How might this come about?

It would take a big conceptual shift, a lot of consciousness-raising. The schools would have to place a lot more emphasis on the workings of the human body in health and disease—and that should include considerations of environment and social and political influences on health.

We need to set up situations in which people can share their experiences and come to recognize their mutual needs. Then they can focus on their power both as individuals and as a community to cope with some of those needs.

Health workers need to evolve in the direction of being better teachers, better communicators and sharers of knowledge and skills. I think a good many doctors go into medicine—or maybe they’re influenced in this direction by their training—because they want power and prestige. I think it’s going to take a major change in attitude for doctors to become more open about sharing their knowledge and skills.

I am impressed by your community-cantered approach in Mexico, having the communities who need a medical worker decide who’s going to get the advanced medical training.

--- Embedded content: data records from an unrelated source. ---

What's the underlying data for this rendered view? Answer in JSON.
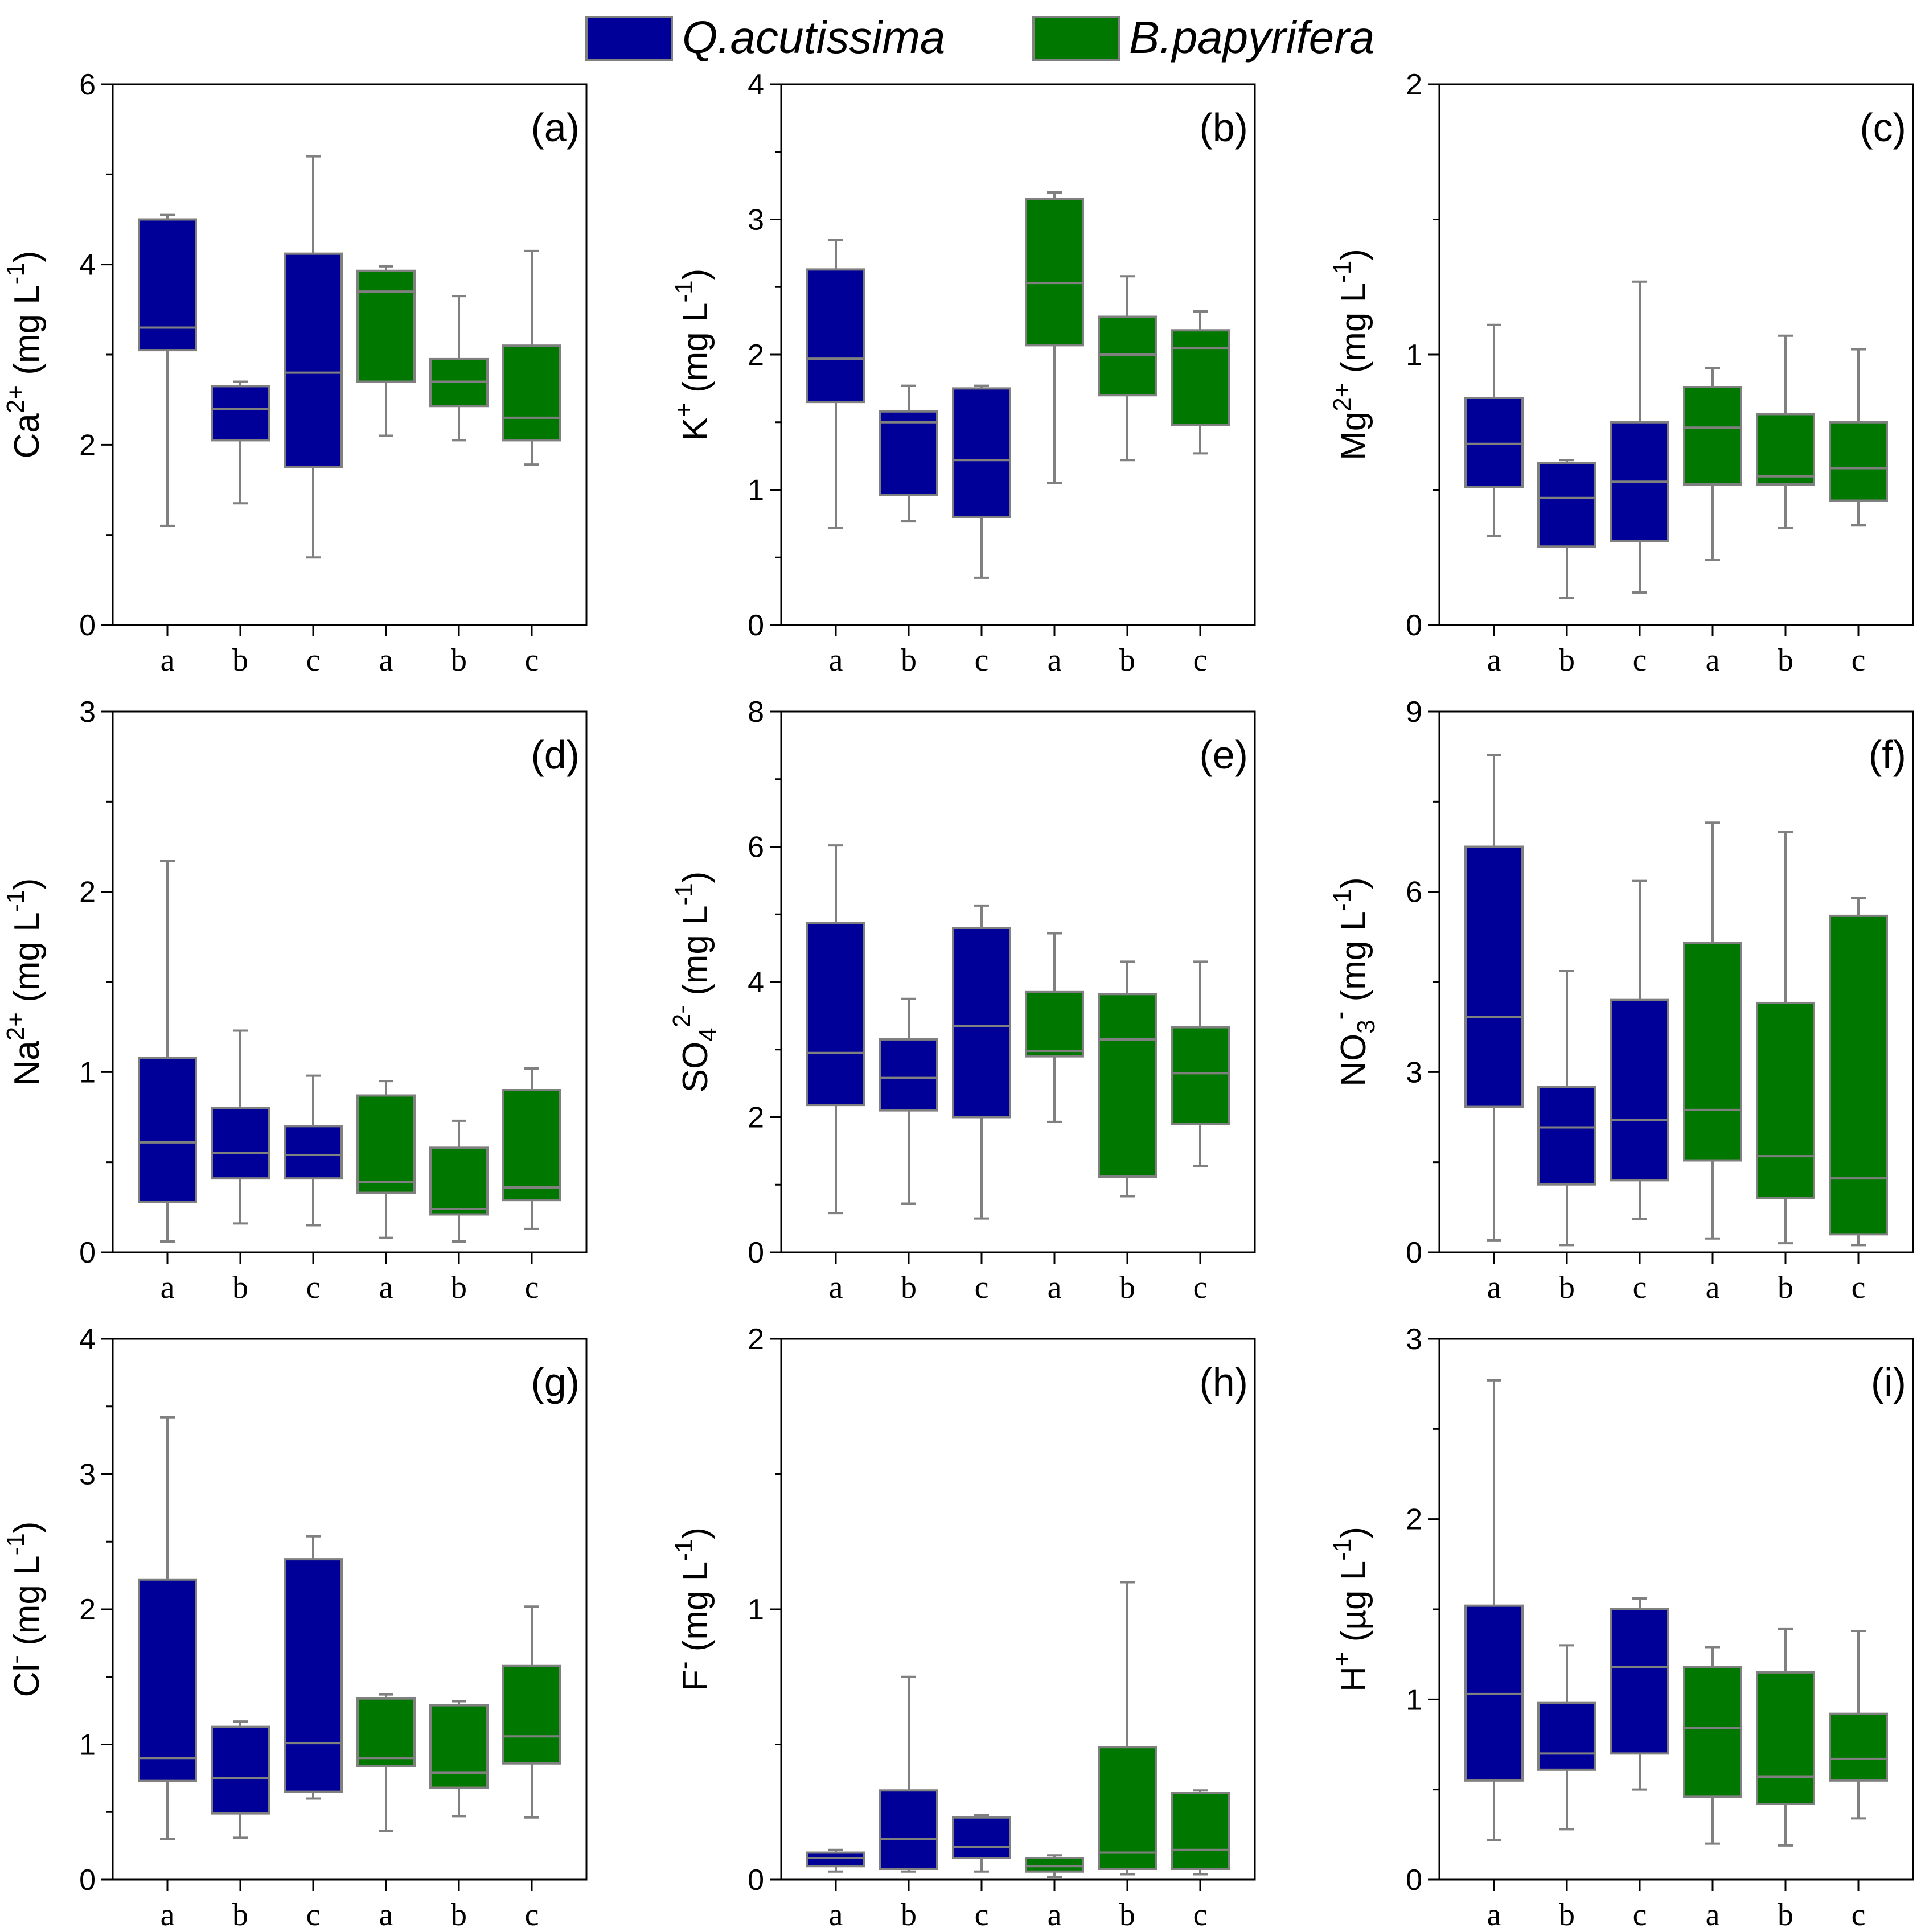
{
  "legend": {
    "items": [
      {
        "label": "Q.acutissima",
        "color": "#000099"
      },
      {
        "label": "B.papyrifera",
        "color": "#007800"
      }
    ]
  },
  "colors": {
    "q": "#000099",
    "b": "#007800",
    "stroke": "#808080",
    "axis": "#000000"
  },
  "chart_data": [
    {
      "type": "box",
      "panel": "(a)",
      "ylabel": {
        "base": "Ca",
        "sup": "2+",
        "units": " (mg L",
        "unit_sup": "-1",
        "close": ")"
      },
      "ylim": [
        0,
        6
      ],
      "yticks": [
        "0",
        "2",
        "4",
        "6"
      ],
      "ytick_values": [
        0,
        2,
        4,
        6
      ],
      "categories": [
        "a",
        "b",
        "c",
        "a",
        "b",
        "c"
      ],
      "groups": [
        "Q.acutissima",
        "Q.acutissima",
        "Q.acutissima",
        "B.papyrifera",
        "B.papyrifera",
        "B.papyrifera"
      ],
      "boxes": [
        {
          "min": 1.1,
          "q1": 3.05,
          "median": 3.3,
          "q3": 4.5,
          "max": 4.55
        },
        {
          "min": 1.35,
          "q1": 2.05,
          "median": 2.4,
          "q3": 2.65,
          "max": 2.7
        },
        {
          "min": 0.75,
          "q1": 1.75,
          "median": 2.8,
          "q3": 4.12,
          "max": 5.2
        },
        {
          "min": 2.1,
          "q1": 2.7,
          "median": 3.7,
          "q3": 3.93,
          "max": 3.98
        },
        {
          "min": 2.05,
          "q1": 2.43,
          "median": 2.7,
          "q3": 2.95,
          "max": 3.65
        },
        {
          "min": 1.78,
          "q1": 2.05,
          "median": 2.3,
          "q3": 3.1,
          "max": 4.15
        }
      ]
    },
    {
      "type": "box",
      "panel": "(b)",
      "ylabel": {
        "base": "K",
        "sup": "+",
        "units": " (mg L",
        "unit_sup": "-1",
        "close": ")"
      },
      "ylim": [
        0,
        4
      ],
      "yticks": [
        "0",
        "1",
        "2",
        "3",
        "4"
      ],
      "ytick_values": [
        0,
        1,
        2,
        3,
        4
      ],
      "categories": [
        "a",
        "b",
        "c",
        "a",
        "b",
        "c"
      ],
      "groups": [
        "Q.acutissima",
        "Q.acutissima",
        "Q.acutissima",
        "B.papyrifera",
        "B.papyrifera",
        "B.papyrifera"
      ],
      "boxes": [
        {
          "min": 0.72,
          "q1": 1.65,
          "median": 1.97,
          "q3": 2.63,
          "max": 2.85
        },
        {
          "min": 0.77,
          "q1": 0.96,
          "median": 1.5,
          "q3": 1.58,
          "max": 1.77
        },
        {
          "min": 0.35,
          "q1": 0.8,
          "median": 1.22,
          "q3": 1.75,
          "max": 1.77
        },
        {
          "min": 1.05,
          "q1": 2.07,
          "median": 2.53,
          "q3": 3.15,
          "max": 3.2
        },
        {
          "min": 1.22,
          "q1": 1.7,
          "median": 2.0,
          "q3": 2.28,
          "max": 2.58
        },
        {
          "min": 1.27,
          "q1": 1.48,
          "median": 2.05,
          "q3": 2.18,
          "max": 2.32
        }
      ]
    },
    {
      "type": "box",
      "panel": "(c)",
      "ylabel": {
        "base": "Mg",
        "sup": "2+",
        "units": " (mg L",
        "unit_sup": "-1",
        "close": ")"
      },
      "ylim": [
        0,
        2
      ],
      "yticks": [
        "0",
        "1",
        "2"
      ],
      "ytick_values": [
        0,
        1,
        2
      ],
      "categories": [
        "a",
        "b",
        "c",
        "a",
        "b",
        "c"
      ],
      "groups": [
        "Q.acutissima",
        "Q.acutissima",
        "Q.acutissima",
        "B.papyrifera",
        "B.papyrifera",
        "B.papyrifera"
      ],
      "boxes": [
        {
          "min": 0.33,
          "q1": 0.51,
          "median": 0.67,
          "q3": 0.84,
          "max": 1.11
        },
        {
          "min": 0.1,
          "q1": 0.29,
          "median": 0.47,
          "q3": 0.6,
          "max": 0.61
        },
        {
          "min": 0.12,
          "q1": 0.31,
          "median": 0.53,
          "q3": 0.75,
          "max": 1.27
        },
        {
          "min": 0.24,
          "q1": 0.52,
          "median": 0.73,
          "q3": 0.88,
          "max": 0.95
        },
        {
          "min": 0.36,
          "q1": 0.52,
          "median": 0.55,
          "q3": 0.78,
          "max": 1.07
        },
        {
          "min": 0.37,
          "q1": 0.46,
          "median": 0.58,
          "q3": 0.75,
          "max": 1.02
        }
      ]
    },
    {
      "type": "box",
      "panel": "(d)",
      "ylabel": {
        "base": "Na",
        "sup": "2+",
        "units": " (mg L",
        "unit_sup": "-1",
        "close": ")"
      },
      "ylim": [
        0,
        3
      ],
      "yticks": [
        "0",
        "1",
        "2",
        "3"
      ],
      "ytick_values": [
        0,
        1,
        2,
        3
      ],
      "categories": [
        "a",
        "b",
        "c",
        "a",
        "b",
        "c"
      ],
      "groups": [
        "Q.acutissima",
        "Q.acutissima",
        "Q.acutissima",
        "B.papyrifera",
        "B.papyrifera",
        "B.papyrifera"
      ],
      "boxes": [
        {
          "min": 0.06,
          "q1": 0.28,
          "median": 0.61,
          "q3": 1.08,
          "max": 2.17
        },
        {
          "min": 0.16,
          "q1": 0.41,
          "median": 0.55,
          "q3": 0.8,
          "max": 1.23
        },
        {
          "min": 0.15,
          "q1": 0.41,
          "median": 0.54,
          "q3": 0.7,
          "max": 0.98
        },
        {
          "min": 0.08,
          "q1": 0.33,
          "median": 0.39,
          "q3": 0.87,
          "max": 0.95
        },
        {
          "min": 0.06,
          "q1": 0.21,
          "median": 0.24,
          "q3": 0.58,
          "max": 0.73
        },
        {
          "min": 0.13,
          "q1": 0.29,
          "median": 0.36,
          "q3": 0.9,
          "max": 1.02
        }
      ]
    },
    {
      "type": "box",
      "panel": "(e)",
      "ylabel": {
        "base": "SO",
        "sub": "4",
        "sup": "2-",
        "units": " (mg L",
        "unit_sup": "-1",
        "close": ")"
      },
      "ylim": [
        0,
        8
      ],
      "yticks": [
        "0",
        "2",
        "4",
        "6",
        "8"
      ],
      "ytick_values": [
        0,
        2,
        4,
        6,
        8
      ],
      "categories": [
        "a",
        "b",
        "c",
        "a",
        "b",
        "c"
      ],
      "groups": [
        "Q.acutissima",
        "Q.acutissima",
        "Q.acutissima",
        "B.papyrifera",
        "B.papyrifera",
        "B.papyrifera"
      ],
      "boxes": [
        {
          "min": 0.58,
          "q1": 2.18,
          "median": 2.95,
          "q3": 4.87,
          "max": 6.02
        },
        {
          "min": 0.72,
          "q1": 2.1,
          "median": 2.58,
          "q3": 3.15,
          "max": 3.75
        },
        {
          "min": 0.5,
          "q1": 2.0,
          "median": 3.35,
          "q3": 4.8,
          "max": 5.13
        },
        {
          "min": 1.93,
          "q1": 2.9,
          "median": 2.98,
          "q3": 3.85,
          "max": 4.72
        },
        {
          "min": 0.83,
          "q1": 1.12,
          "median": 3.15,
          "q3": 3.82,
          "max": 4.3
        },
        {
          "min": 1.28,
          "q1": 1.9,
          "median": 2.65,
          "q3": 3.33,
          "max": 4.3
        }
      ]
    },
    {
      "type": "box",
      "panel": "(f)",
      "ylabel": {
        "base": "NO",
        "sub": "3",
        "sup": "-",
        "units": " (mg L",
        "unit_sup": "-1",
        "close": ")"
      },
      "ylim": [
        0,
        9
      ],
      "yticks": [
        "0",
        "3",
        "6",
        "9"
      ],
      "ytick_values": [
        0,
        3,
        6,
        9
      ],
      "categories": [
        "a",
        "b",
        "c",
        "a",
        "b",
        "c"
      ],
      "groups": [
        "Q.acutissima",
        "Q.acutissima",
        "Q.acutissima",
        "B.papyrifera",
        "B.papyrifera",
        "B.papyrifera"
      ],
      "boxes": [
        {
          "min": 0.2,
          "q1": 2.42,
          "median": 3.92,
          "q3": 6.75,
          "max": 8.28
        },
        {
          "min": 0.12,
          "q1": 1.13,
          "median": 2.08,
          "q3": 2.75,
          "max": 4.68
        },
        {
          "min": 0.55,
          "q1": 1.2,
          "median": 2.2,
          "q3": 4.2,
          "max": 6.18
        },
        {
          "min": 0.23,
          "q1": 1.53,
          "median": 2.37,
          "q3": 5.15,
          "max": 7.15
        },
        {
          "min": 0.15,
          "q1": 0.9,
          "median": 1.6,
          "q3": 4.15,
          "max": 7.0
        },
        {
          "min": 0.12,
          "q1": 0.3,
          "median": 1.23,
          "q3": 5.6,
          "max": 5.9
        }
      ]
    },
    {
      "type": "box",
      "panel": "(g)",
      "ylabel": {
        "base": "Cl",
        "sup": "-",
        "units": " (mg L",
        "unit_sup": "-1",
        "close": ")"
      },
      "ylim": [
        0,
        4
      ],
      "yticks": [
        "0",
        "1",
        "2",
        "3",
        "4"
      ],
      "ytick_values": [
        0,
        1,
        2,
        3,
        4
      ],
      "categories": [
        "a",
        "b",
        "c",
        "a",
        "b",
        "c"
      ],
      "groups": [
        "Q.acutissima",
        "Q.acutissima",
        "Q.acutissima",
        "B.papyrifera",
        "B.papyrifera",
        "B.papyrifera"
      ],
      "boxes": [
        {
          "min": 0.3,
          "q1": 0.73,
          "median": 0.9,
          "q3": 2.22,
          "max": 3.42
        },
        {
          "min": 0.31,
          "q1": 0.49,
          "median": 0.75,
          "q3": 1.13,
          "max": 1.17
        },
        {
          "min": 0.6,
          "q1": 0.65,
          "median": 1.01,
          "q3": 2.37,
          "max": 2.54
        },
        {
          "min": 0.36,
          "q1": 0.84,
          "median": 0.9,
          "q3": 1.34,
          "max": 1.37
        },
        {
          "min": 0.47,
          "q1": 0.68,
          "median": 0.79,
          "q3": 1.29,
          "max": 1.32
        },
        {
          "min": 0.46,
          "q1": 0.86,
          "median": 1.06,
          "q3": 1.58,
          "max": 2.02
        }
      ]
    },
    {
      "type": "box",
      "panel": "(h)",
      "ylabel": {
        "base": "F",
        "sup": "-",
        "units": " (mg L",
        "unit_sup": "-1",
        "close": ")"
      },
      "ylim": [
        0,
        2
      ],
      "yticks": [
        "0",
        "1",
        "2"
      ],
      "ytick_values": [
        0,
        1,
        2
      ],
      "categories": [
        "a",
        "b",
        "c",
        "a",
        "b",
        "c"
      ],
      "groups": [
        "Q.acutissima",
        "Q.acutissima",
        "Q.acutissima",
        "B.papyrifera",
        "B.papyrifera",
        "B.papyrifera"
      ],
      "boxes": [
        {
          "min": 0.03,
          "q1": 0.05,
          "median": 0.08,
          "q3": 0.1,
          "max": 0.11
        },
        {
          "min": 0.03,
          "q1": 0.04,
          "median": 0.15,
          "q3": 0.33,
          "max": 0.75
        },
        {
          "min": 0.03,
          "q1": 0.08,
          "median": 0.12,
          "q3": 0.23,
          "max": 0.24
        },
        {
          "min": 0.01,
          "q1": 0.03,
          "median": 0.05,
          "q3": 0.08,
          "max": 0.09
        },
        {
          "min": 0.02,
          "q1": 0.04,
          "median": 0.1,
          "q3": 0.49,
          "max": 1.1
        },
        {
          "min": 0.02,
          "q1": 0.04,
          "median": 0.11,
          "q3": 0.32,
          "max": 0.33
        }
      ]
    },
    {
      "type": "box",
      "panel": "(i)",
      "ylabel": {
        "base": "H",
        "sup": "+",
        "units": " (µg L",
        "unit_sup": "-1",
        "close": ")"
      },
      "ylim": [
        0,
        3
      ],
      "yticks": [
        "0",
        "1",
        "2",
        "3"
      ],
      "ytick_values": [
        0,
        1,
        2,
        3
      ],
      "categories": [
        "a",
        "b",
        "c",
        "a",
        "b",
        "c"
      ],
      "groups": [
        "Q.acutissima",
        "Q.acutissima",
        "Q.acutissima",
        "B.papyrifera",
        "B.papyrifera",
        "B.papyrifera"
      ],
      "boxes": [
        {
          "min": 0.22,
          "q1": 0.55,
          "median": 1.03,
          "q3": 1.52,
          "max": 2.77
        },
        {
          "min": 0.28,
          "q1": 0.61,
          "median": 0.7,
          "q3": 0.98,
          "max": 1.3
        },
        {
          "min": 0.5,
          "q1": 0.7,
          "median": 1.18,
          "q3": 1.5,
          "max": 1.56
        },
        {
          "min": 0.2,
          "q1": 0.46,
          "median": 0.84,
          "q3": 1.18,
          "max": 1.29
        },
        {
          "min": 0.19,
          "q1": 0.42,
          "median": 0.57,
          "q3": 1.15,
          "max": 1.39
        },
        {
          "min": 0.34,
          "q1": 0.55,
          "median": 0.67,
          "q3": 0.92,
          "max": 1.38
        }
      ]
    }
  ]
}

That’s how they do it in China, too. Another thing they do there is graduate doctors up from the ranks, so that you start out as a barefoot doctor, then you can become a physician’s assistant, and finally a doctor, instead of going right to the top once you’ve received your M.D.

What’s been the effect on the young American premeds who worked in your program? Some of them must be doctors by now.

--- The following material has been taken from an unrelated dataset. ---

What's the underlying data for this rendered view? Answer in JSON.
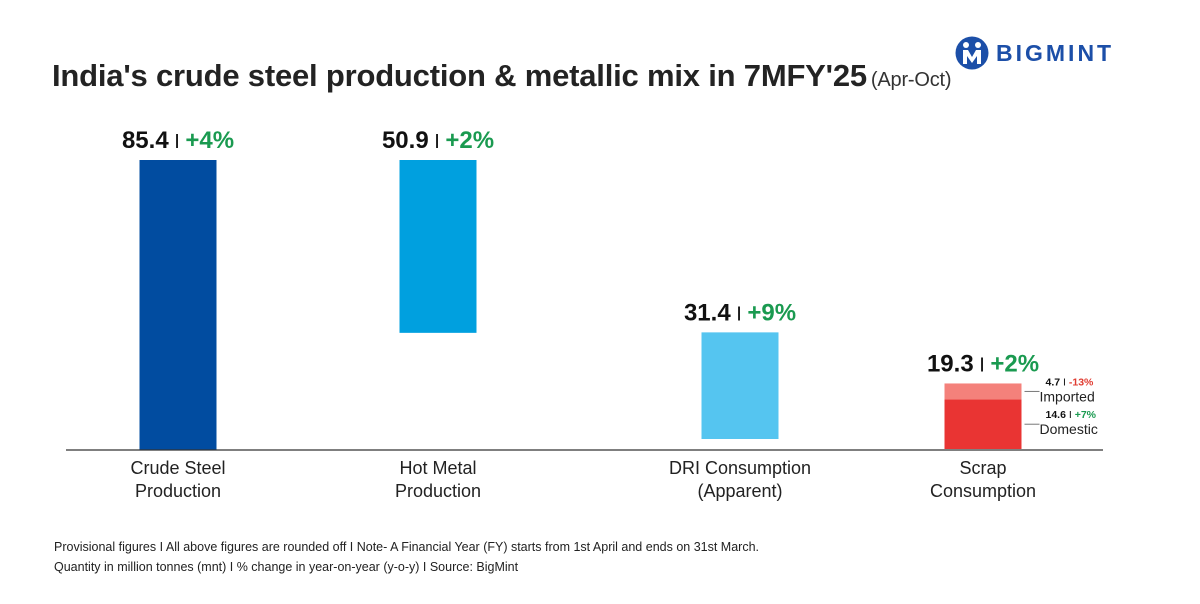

Yes. There are about twenty of them, most of them still in their training. They’re all committed to the kinds of changes we’ve been talking about. They’re all talking about trying to find a way to establish the same kind of special sharing-based relationship with a community that we’ve had in the Ajoya area.

You know, to me it’s a tragedy that people coming out of medical schools and the other healing professions are so often deprived of this real human closeness. It’s one thing to have a patient come into a hospital nice to him, and to have him be grateful, but it’s quite another to be a real member of the community where you live, to be involved with all the members of family from birth on up.

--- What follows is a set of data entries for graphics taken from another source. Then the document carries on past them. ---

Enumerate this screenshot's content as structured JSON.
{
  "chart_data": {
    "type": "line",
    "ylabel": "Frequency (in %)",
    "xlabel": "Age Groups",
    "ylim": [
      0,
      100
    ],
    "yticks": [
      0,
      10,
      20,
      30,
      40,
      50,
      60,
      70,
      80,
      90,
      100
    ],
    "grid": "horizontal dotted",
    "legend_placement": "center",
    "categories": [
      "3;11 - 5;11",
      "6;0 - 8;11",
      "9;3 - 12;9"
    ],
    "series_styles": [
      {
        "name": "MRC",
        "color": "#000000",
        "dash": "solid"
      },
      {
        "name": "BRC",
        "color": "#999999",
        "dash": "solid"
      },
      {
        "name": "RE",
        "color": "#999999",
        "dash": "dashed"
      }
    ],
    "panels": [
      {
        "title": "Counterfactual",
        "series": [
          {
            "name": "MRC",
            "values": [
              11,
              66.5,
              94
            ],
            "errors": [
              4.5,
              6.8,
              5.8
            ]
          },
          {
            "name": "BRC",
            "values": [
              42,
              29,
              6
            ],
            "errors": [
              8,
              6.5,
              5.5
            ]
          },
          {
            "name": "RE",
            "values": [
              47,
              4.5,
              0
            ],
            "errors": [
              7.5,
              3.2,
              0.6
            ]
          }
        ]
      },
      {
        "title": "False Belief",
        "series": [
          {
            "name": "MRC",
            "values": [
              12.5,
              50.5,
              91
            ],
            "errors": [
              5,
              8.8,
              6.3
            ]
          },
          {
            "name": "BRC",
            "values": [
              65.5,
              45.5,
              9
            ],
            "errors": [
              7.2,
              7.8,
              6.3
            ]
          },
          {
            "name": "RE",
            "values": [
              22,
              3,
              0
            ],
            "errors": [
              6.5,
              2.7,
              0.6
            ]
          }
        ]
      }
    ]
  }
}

That doesn’t seem to happen with the way medicine is practiced here. The doctor relates to his colleagues, but in many cases there’s a great deal of social and psychological distance between doctors and their patients.

And that’s everybody’s loss.

Yes. The doctor’s as much as the patient’s. What I would encourage the young person interested in being a health worker to do is not to start medical school until he or she has lived in community with people, and established some sense of his or her ability to relate in human terms. It would be very good to have already developed a warmth and affection for a particular community before going to medical school, to have had a chance to engage in a wide range of community activities and involvements. Then if he or she does go on to medical school, to go through it with eyes open, critically, and with the plan of taking back to the community what will be of use to it.

You were saying that you thought a turn toward self-care in this country would have a beneficial effect on other countries, too.

Yes. As it is now, when students from undeveloped countries come here for medical training, we train them to depend on our highly technological way of medicine, and we socialize them to want to make a lot of money. As a result, they’re not trained to practice the kind of medicine their countries need, and they end up staying here or going to some other rich country.

When we support medical programs in these countries, we tend to build costly, elaborate hospitals in big cities, serving the elite, ignoring the majority of the people. We support programs to force birth control on the poor when they are so poor that they desperately need a big family to survive. What we should do is help them get a better standard of living, and they’ll regulate the size of their own families.

The health decisions we make in America will have a terrific impact on the health of people in the poorer countries. I don’t think we can afford to think of our health as something separate from the health of the rest.